All the Panels are on the reflector!

(The following is simply a transcription of Jeff's e-mail to the collaboration announcing this milestone.)

Hi all,

Last night we placed the last panel on the bus, and here is the
picture to prove it. The dish may look flat, but that is just the
fish eye undoing its curvature- every indication is that it is very
close to the correct shape. Just wanted to send out a picture so
you can share in our enthusiasm.

-Jeff


ps. The sun dog picture is from right after we finished.

The (almost) fully populated reflector


Auspicious omens in the sky on the occasion of the placement of panel #218

Saturday, December 16, 2006

The Telescope & Reflector Begin to Take Shape

A quick disclaimer before today's post: The SPT is not just the primary mirror, and the collaboration does not consist solely of the reflector assembly team.

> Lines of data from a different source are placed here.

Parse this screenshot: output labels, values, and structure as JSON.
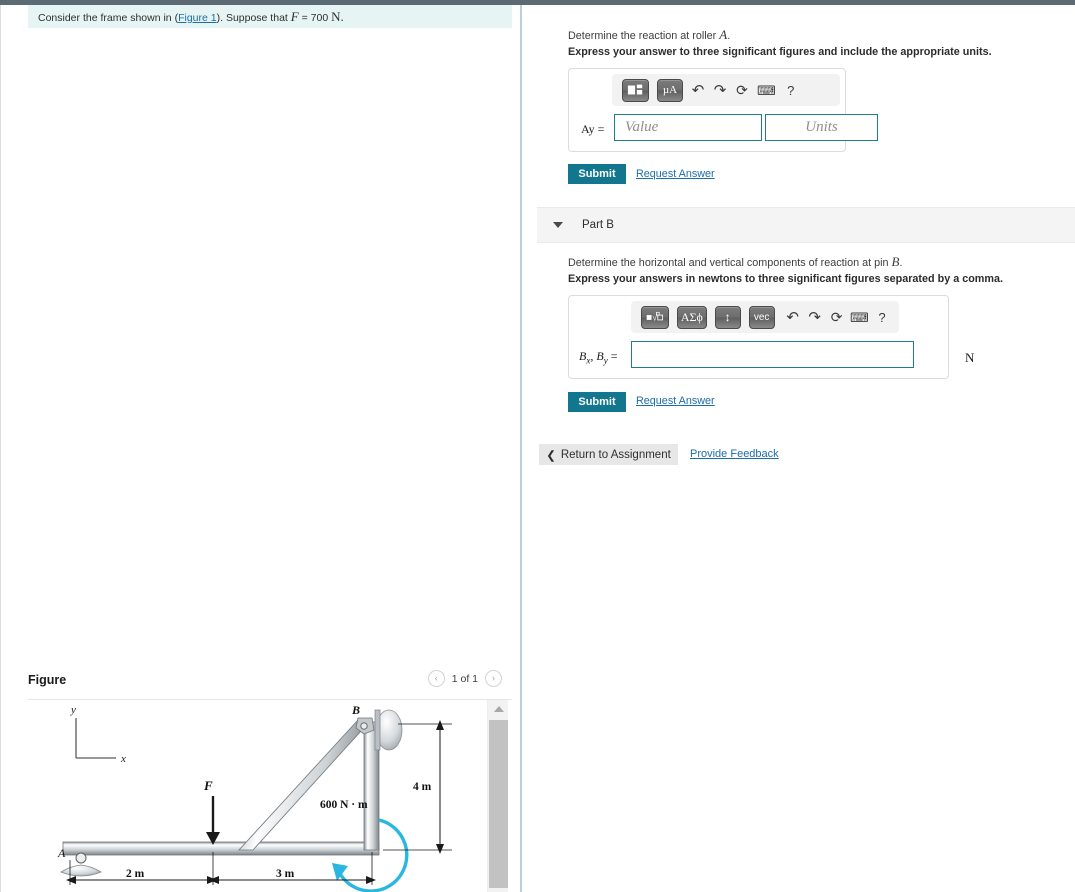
{
  "problem": {
    "text_before_link": "Consider the frame shown in (",
    "figure_link": "Figure 1",
    "text_after_link": "). Suppose that ",
    "force_symbol": "F",
    "force_value": " = 700 ",
    "force_unit": "N."
  },
  "partA": {
    "question": "Determine the reaction at roller ",
    "question_symbol": "A",
    "question_end": ".",
    "instruction": "Express your answer to three significant figures and include the appropriate units.",
    "answer_label": "Ay =",
    "value_placeholder": "Value",
    "units_placeholder": "Units",
    "submit_label": "Submit",
    "request_answer_label": "Request Answer",
    "toolbar": [
      {
        "name": "template-matrix-icon",
        "glyph": "■˛"
      },
      {
        "name": "units-micro-amp-icon",
        "glyph": "µA"
      },
      {
        "name": "undo-icon",
        "glyph": "↶"
      },
      {
        "name": "redo-icon",
        "glyph": "↷"
      },
      {
        "name": "reset-icon",
        "glyph": "⟳"
      },
      {
        "name": "keyboard-icon",
        "glyph": "⌨"
      },
      {
        "name": "help-icon",
        "glyph": "?"
      }
    ]
  },
  "partB": {
    "header_label": "Part B",
    "question": "Determine the horizontal and vertical components of reaction at pin ",
    "question_symbol": "B",
    "question_end": ".",
    "instruction": "Express your answers in newtons to three significant figures separated by a comma.",
    "answer_label": "Bx, By =",
    "input_value": "",
    "unit_suffix": "N",
    "submit_label": "Submit",
    "request_answer_label": "Request Answer",
    "toolbar": [
      {
        "name": "template-radical-icon",
        "glyph": "■√□"
      },
      {
        "name": "greek-symbols-icon",
        "glyph": "ΑΣϕ"
      },
      {
        "name": "arrows-updown-icon",
        "glyph": "↕"
      },
      {
        "name": "vector-icon",
        "glyph": "vec"
      },
      {
        "name": "undo-icon",
        "glyph": "↶"
      },
      {
        "name": "redo-icon",
        "glyph": "↷"
      },
      {
        "name": "reset-icon",
        "glyph": "⟳"
      },
      {
        "name": "keyboard-icon",
        "glyph": "⌨"
      },
      {
        "name": "help-icon",
        "glyph": "?"
      }
    ]
  },
  "footer": {
    "return_label": "Return to Assignment",
    "feedback_label": "Provide Feedback"
  },
  "figure": {
    "title": "Figure",
    "counter": "1 of 1",
    "prev_icon": "‹",
    "next_icon": "›",
    "labels": {
      "axis_y": "y",
      "axis_x": "x",
      "point_a": "A",
      "point_b": "B",
      "force": "F",
      "moment": "600 N · m",
      "dim_vertical": "4 m",
      "dim_left": "2 m",
      "dim_right": "3 m"
    }
  },
  "colors": {
    "accent_teal": "#12768f",
    "link_blue": "#1b6ea8",
    "banner_bg": "#e6f4f3",
    "part_header_bg": "#f4f4f4",
    "moment_arrow": "#29b6e0",
    "top_strip": "#5c6b73"
  }
}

It may seem that way at the moment (at least to readers of this blog), but that will change rapidly as more members of the team --- and more pieces of the instrument --- show up at the Pole. January will bring lots of new faces and much more emphasis on the receiver (i.e., the part of the telescope that actually detects and records the incoming light). But for now, you're going to keep hearing about the telescope infrastructure and the primary mirror.

OK, now back to the post.

Though it may seem slow, the progress on the telescope infrastructure and primary mirror continues --- pretty much on schedule even. A couple of days ago, the first piece of the telescope lower boom (the structure that extends out from the primary mirror and holds the secondary and receiver) went into place, giving the first hint of the scale and final shape of the telescope.

Telescope with part of lower boom


Meanwhile, the reflector assembly folks have spent the last few days in furious panel-placing and -aligning mode. In fact, we're up to a pace of over 20 panels a day placed and aligned to (we hope) less than 100 microns. If we can keep this up, we'll have all the panels placed a few days before Christmas, at which point we spend a couple of days taking care of some wiring and mechanical details, then it's on to testing the surface. The first big test of how well we managed to align the surface will use a technique called photogrammetry. I'll defer a detailed explanation of this process to a later post; for now, it suffices to know that one takes a bunch of pictures with a specially outfitted camera then hands those pictures to an incredibly expensive piece of software that picks out the locations of hundreds of little reflective targets stuck to the mirror surface (and some bigger targets too) and uses that information to determine the exact shape of the mirror surface. You can see the photogrammetry targets (and the progress we've made laying panels) in the picture below. In this photo, Steve P. is using a feeler gauge (a precision set of metal shims) to check the job that Jeff, Ryan, and I did on the latest set of panels. The large metal bars layed across the middle of the reflector are to give the photogrammetry software a known length scale to work with, the foam pads with pressboard on top allow us to walk across the panels, and the shrouded piece of equipment in the center of the reflector is a theodolite (a surveying instrument we use in panel alignment).

Steve checks the alignment job.

Tuesday, December 05, 2006

Panel Alignment

As of last post, we had assembled the reflector backup structure (BUS) and were ready to start placing reflector panels. The first step was to get the BUS from where we assembled it (next to the airstrip, right where the pieces came out of the LC130 they arrived in) to where the rest of the telescope was going together --- namely the Dark Sector Lab (DSL), about 1km from the South Pole Station. We had assembled it on a sled just for this purpose.

The BUS on the move


At DSL, the BUS was dragged into a large tent built to shelter us from the wind as we worked, and we could begin the prep work needed to place panels. This work mostly fell to Jeff, who is in charge of understanding how one makes an off-axis paraboloid by placing 218 irregular shapes at different heights above an on-axis paraboloid. (If "off-axis" and "on-axis" mean nothing to you, just believe me that this is a crazy idea.) After lots of thinking on Jeff's part and some manual labor by the rest of us, we had seven panels placed in the innermost ring.

Prep work on the BUS inside the tent


Perhaps not surprisingly, how things looked after this initial placement resulted in lots more brainwork by Jeff (with a little help from the rest of us), sniffing out small non-idealities in certain parts of the system that have to be taken into account for everything to fit correctly. After a few iterations of this, panel placement can now begin in earnest.